Spring Herbicide Applications on Winter Wheat-Purdue University
The winter is finally winding down and we are bound to have warmer days and spring in the near future. As we look towards the warmer weather there a few field activities that are going to start quickly, including winter wheat green-up herbicide applications and winter annual weed burndown applications in no-till fields. There are few things to keep in mind as these activities are added to the calendar. Many wheat producers, especially in the southern regions of Indiana will soon be or already are topdressing their wheat. Those looking into topdressing need to also be scouting for weeds and determining if an herbicide application is necessary on any existing winter annual weeds. The following information will outline winter annual weeds to look out for, weed scouting tips, crop stage restrictions, and herbicide recommendations.
Some common broadleaf weeds to scout for in your winter wheat are dandelion, purple deadnettle, henbit, chickweed, Canada thistle, and wild garlic. These winter annual species that emerge in the fall can remain relatively inconspicuous through the winter and become competitive and troublesome during the spring if not controlled early in the spring. Summer annual weeds such as ragweed will be of less concern in the early spring and will be outcompeted by the wheat crop if managed properly. Grass weeds to be aware of and scouting for are annual bluegrass, annual ryegrass, cheat, and downy brome.

Determining the severity of weed infestations in your wheat fields is key in determining the necessity of an herbicide application. As with all agronomic crops, you should scout your entire field to determine what weed management practices need to be implemented and determine any areas of severe weed infestations. Wheat fields that contain uniform infestations of at least one broadleaf weed and/or three grass weeds per square foot should be taken into consideration for an herbicide application to avoid yield loss and harvest interference problems. Some fields that have fewer uniform infestations, but rather pockets of severe infestation should be managed to reduce weed seed production and future infestations.

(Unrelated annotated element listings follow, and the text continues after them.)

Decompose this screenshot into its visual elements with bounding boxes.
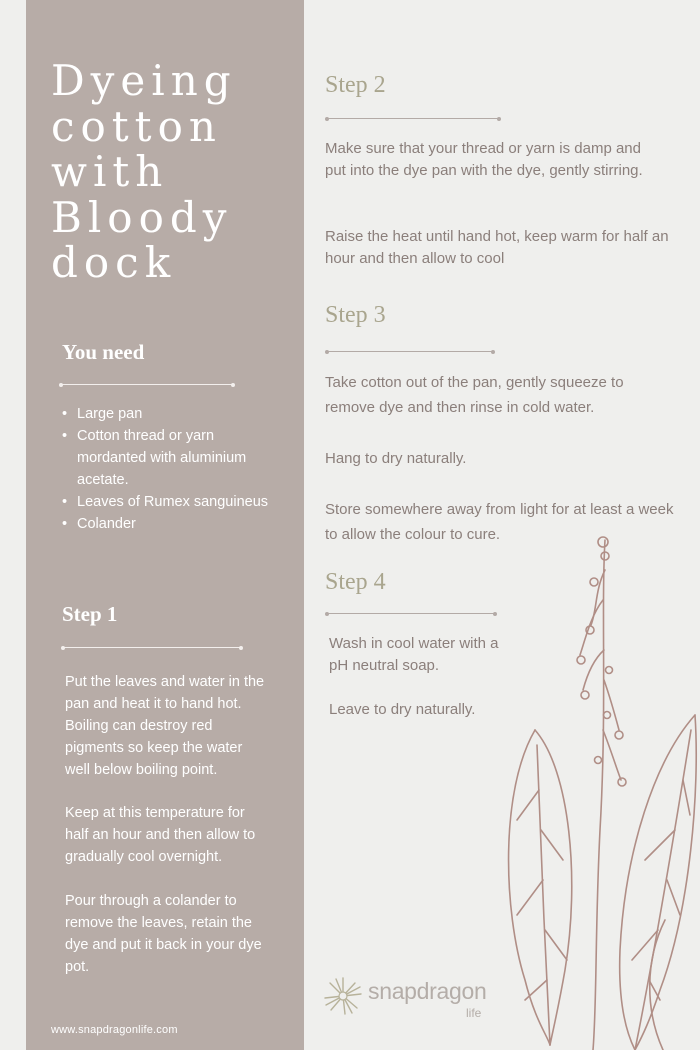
step2-paragraph: Raise the heat until hand hot, keep warm for half an hour and then allow to cool [325, 228, 669, 267]
you-need-heading: You need [62, 340, 145, 364]
page-title [51, 58, 237, 286]
list-item: • Cotton thread or yarn mordanted with aluminium acetate. [77, 425, 277, 491]
step3-paragraph: Store somewhere away from light for at least a week to allow the colour to cure. [325, 501, 674, 543]
flower-icon [322, 975, 364, 1017]
you-need-divider [61, 384, 233, 385]
list-item: • Large pan [77, 403, 277, 425]
step3-divider [327, 351, 493, 352]
step3-paragraph: Hang to dry naturally. [325, 450, 467, 467]
list-item: • Colander [77, 513, 277, 535]
step1-paragraph: Keep at this temperature for half an hour and then allow to gradually cool overnight. [65, 805, 256, 865]
logo-subtitle: life [466, 1006, 482, 1020]
step1-divider [63, 647, 241, 648]
logo-wordmark: snapdragon [368, 978, 487, 1004]
step4-divider [327, 613, 495, 614]
snapdragon-logo [322, 972, 502, 1026]
step4-paragraph: Leave to dry naturally. [329, 701, 476, 718]
you-need-list [77, 403, 277, 535]
title-line: dock [51, 238, 177, 287]
step4-paragraph: Wash in cool water with a pH neutral soap. [329, 635, 499, 674]
title-line: with [51, 147, 169, 196]
step3-heading: Step 3 [325, 302, 386, 328]
footer-url: www.snapdragonlife.com [51, 1024, 178, 1036]
step2-heading: Step 2 [325, 72, 386, 98]
step2-divider [327, 118, 499, 119]
step2-paragraph: Make sure that your thread or yarn is damp and put into the dye pan with the dye, gently stirring. [325, 140, 643, 179]
dock-plant-illustration [495, 530, 700, 1050]
title-line: Bloody [51, 192, 233, 242]
title-line: Dyeing [51, 56, 237, 105]
step1-heading: Step 1 [62, 602, 118, 626]
sidebar-panel [26, 0, 304, 1050]
step1-paragraph: Put the leaves and water in the pan and heat it to hand hot. Boiling can destroy red pigments so keep the water well below boiling point. [65, 674, 265, 778]
step3-paragraph: Take cotton out of the pan, gently squeeze to remove dye and then rinse in cold water. [325, 374, 624, 416]
title-line: cotton [51, 101, 222, 151]
step4-heading: Step 4 [325, 569, 386, 595]
step1-paragraph: Pour through a colander to remove the leaves, retain the dye and put it back in your dye pot. [65, 893, 262, 975]
list-item: • Leaves of Rumex sanguineus [77, 491, 277, 513]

When determining your herbicide program for spring applications, the stage of the wheat crop should be considered. The majority of wheat herbicides are labeled for application at certain wheat growth stages and some commonly used herbicides have very short windows in which they can be applied. The popular broadleaf weed herbicides 2,4-D and MCPA are efficient and economical but can only be applied for a short period of time between tillering and prior to jointing in the early spring. Wheat growth stages and herbicide timing restriction are outlined in Figure 1.
If weed infestations are severe enough to require an herbicide application, the use of liquid nitrogen fertilizer solution as a carrier is a popular option for applying herbicides and topdressing the wheat crop in a single pass over the field. Caution should be taken when using a liquid fertilizer as an herbicide carrier as moderate to severe crop injury can result, especially in saturated conditions. Many post applied wheat herbicide labels allow for liquid nitrogen carriers but require different rates and types of surfactants than if the herbicide was applied with water as the carrier. Table 1 includes precautions to be taken when applying wheat herbicides using liquid fertilizer as a carrier; further details and directions can be acquired from the herbicide label.  

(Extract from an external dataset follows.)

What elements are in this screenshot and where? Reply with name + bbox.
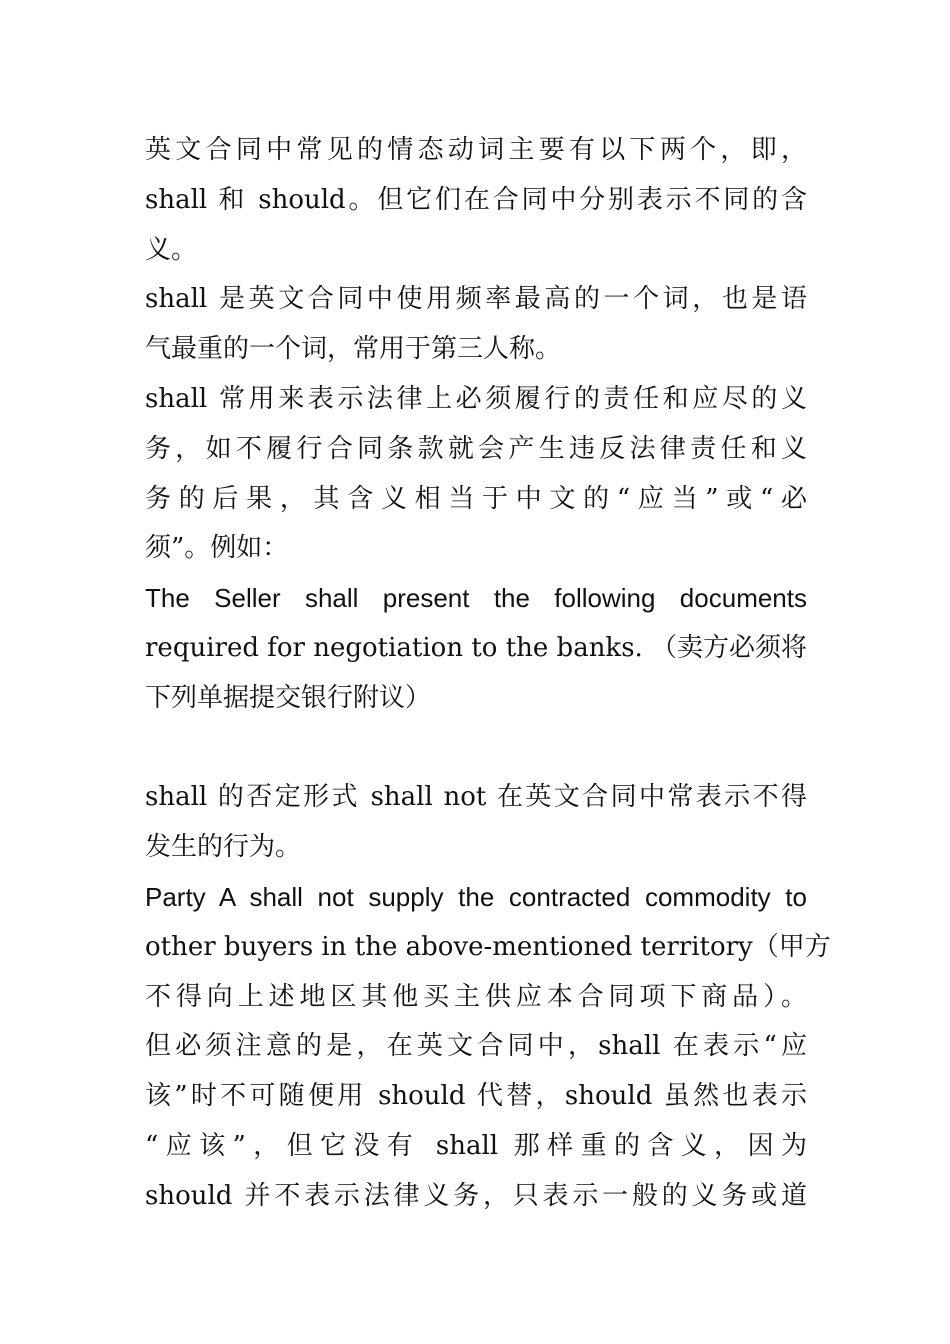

Another consideration growers should take into account when planning early spring herbicide applications is the plant back restrictions to double crop soybeans. A large percentage of the herbicides listed in Table 1, especially those with activity on Ryegrass and Brome, have soybean plant back restrictions greater than the typical three-month time period between spring applications and double crop soybean planting. The soybean plant back restrictions greatly reduce the number of options available to wheat producers who double crop soybeans after wheat. Refer to Table 1 for more specific plant back timing restrictions.